3M Open

TPC Twin Cities



The best thing that fall golf offers

November 21, 2019
6th hole, Sugarloaf Golf Club

Evan Schiller

One look at the fall foliage embracing Sugarloaf Golf Club in the mountains of western Maine, with shades of burgundy, burnt orange and saffron dominating the landscape, and we’re reminded that one of the best aspects of golf is the wide variety of courses available for play. Sugarloaf, sitting at the base of a ski mountain of the same name, was carved from dense trees, mostly silver birch but also firs and spruce, in the early 1980s by architect Robert Trent Jones Jr. and his then associate, Kyle Phillips. It hasn’t changed much since except for the rebuilding of the 14th and 15th greens, swept away by floods caused by Hurricane Bob in 1991, and for the filling in of some bunkers a decade ago to remove a few duffer headaches.

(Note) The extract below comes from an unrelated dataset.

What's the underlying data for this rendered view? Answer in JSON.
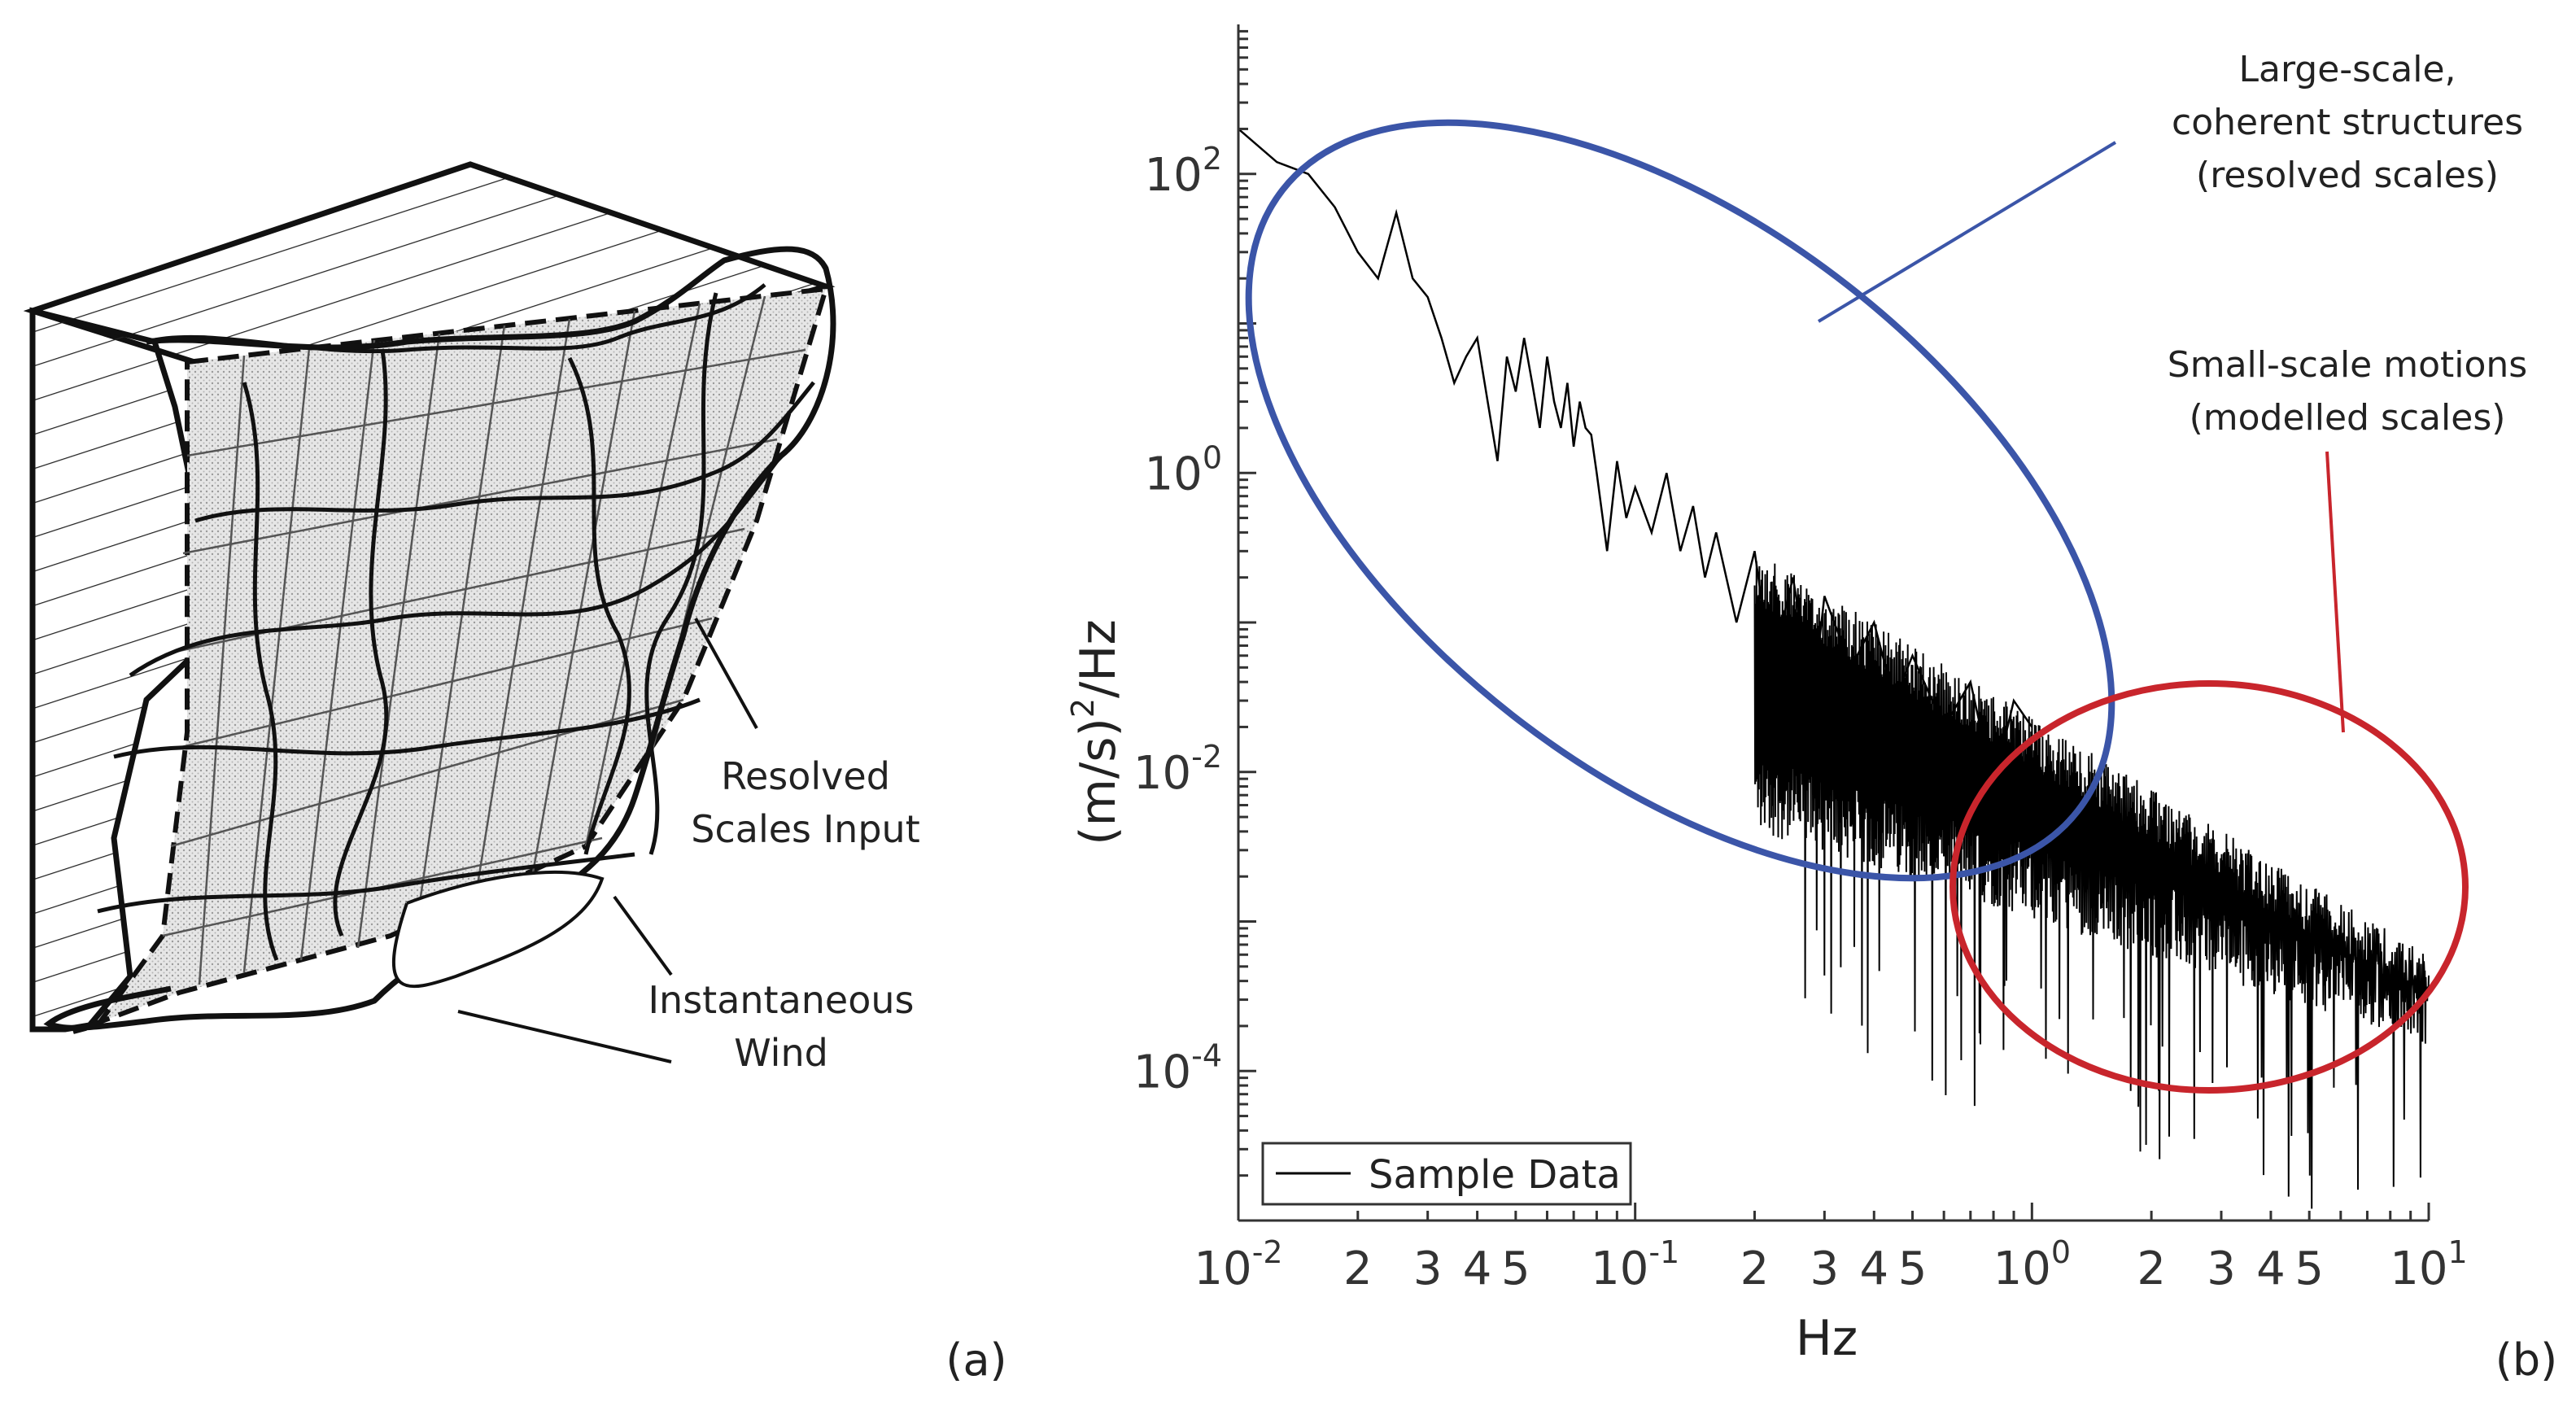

Some might consider Sugarloaf’s design out of step with today’s game, with its narrow fairways full of doglegs and double doglegs, a front nine demanding aerial assaults, like the uphill approach to the par-4 sixth (pictured) and a back nine mostly skirting the rushing waters of the Carrabassett River, riprapped with rock to prevent erosion. But Golf Digest has ranked Sugarloaf as one of the state’s top courses since the late 1980s, so there’s still appreciation for a design that demands finesse and placement amid isolated fairways, and it provides long-range views of Crocker Mountain and the Bigelow Range from many elevated tees and greens. Its location does make you wonder: If your putt drops in a forest, does anyone hear your cheers?